読書記録~防忘録~

読書記録です。時々、漫画やアニメにも独り言してます。

昔のきものに教えられたこと 石川あき 草思社 2006年

 もっともきものが美しかったのは腕のいい職人、目利きの呉服屋の番頭が数多くいた大正から昭和にかけての関西だといわれる。
 昭和のはじめに関西の旧家に生まれ、そうした美しいきものを着て育ち、やがてきもの研究家となった著者が、その生い立ちを振り返りつつ、豊富な実例をあげて語る体験的きもの読本。
 巻末に樹木希林さんとの対談を収録。 
                                        (表紙見返しの紹介文より)

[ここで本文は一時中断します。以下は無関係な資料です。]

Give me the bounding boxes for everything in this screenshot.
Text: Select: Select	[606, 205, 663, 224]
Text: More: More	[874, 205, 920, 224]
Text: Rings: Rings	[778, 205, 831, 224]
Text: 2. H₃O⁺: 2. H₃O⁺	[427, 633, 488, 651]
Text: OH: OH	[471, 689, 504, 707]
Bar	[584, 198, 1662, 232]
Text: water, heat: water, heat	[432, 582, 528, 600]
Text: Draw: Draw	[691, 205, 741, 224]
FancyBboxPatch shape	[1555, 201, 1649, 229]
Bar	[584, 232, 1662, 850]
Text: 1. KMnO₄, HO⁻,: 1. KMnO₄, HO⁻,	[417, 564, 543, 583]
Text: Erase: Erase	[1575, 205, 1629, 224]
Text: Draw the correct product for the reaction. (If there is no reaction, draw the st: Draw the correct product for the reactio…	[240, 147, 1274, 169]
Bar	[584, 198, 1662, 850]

 返却の棚にあったので、何となく手に取った一冊。失礼ながら著者も全然存じ上げない方で、でも何となく面白そうだったので。
 馴染みのない言葉が結構出て来て、読んでいる頁と巻末のきもの用語ミニ解説の頁とを行ったり来たり、見比べながら読みました。それでもぴんと来ない言葉もあって、「友禅する」ってのは手描きする、ってことでいいのかな?;
 著者の実家は代々藩の御典医を務めた医師の家系なんだそうで、まぁ書かれているエピソードも贅沢なこと。自分できものの柄をデザインして職人さんに描いて貰って刺繍もお願いして、裾回しも自分で色を選んで染めて貰って、勿論帯も同じことをして、しかもそれが当たり前のことのよう。…今のご時世ほどではないにしろ、いくらかかったものやら;
 金銭が掛かったものばかりではなくて、気に入った布地や古くなった着物を継ぎ接ぎして帯を作ったり。
 でも巻末での樹木希林さんとの対談で「あれは失敗作だったの」「一度も着てない」とか仰ってたりするのを見ると、きものは作るだけでかなりお金が掛かる筈で、それをあっさり箪笥のこやしにしたり人にあげたりできると言うのは、元々が裕福だったんだろうなぁ、と思ってしまいました。
 私はきもの自体には凄く魅力を感じるんですが、で、この頃は古着だのポリエステル地だの結構手ごろな値段で出回ってたりするので、多分数を揃えることも可能なんですが、手入れの煩雑さを考えると「…やめとこう」と思ってしまいますねぇ。お正月くらいは着たらいいんだけど。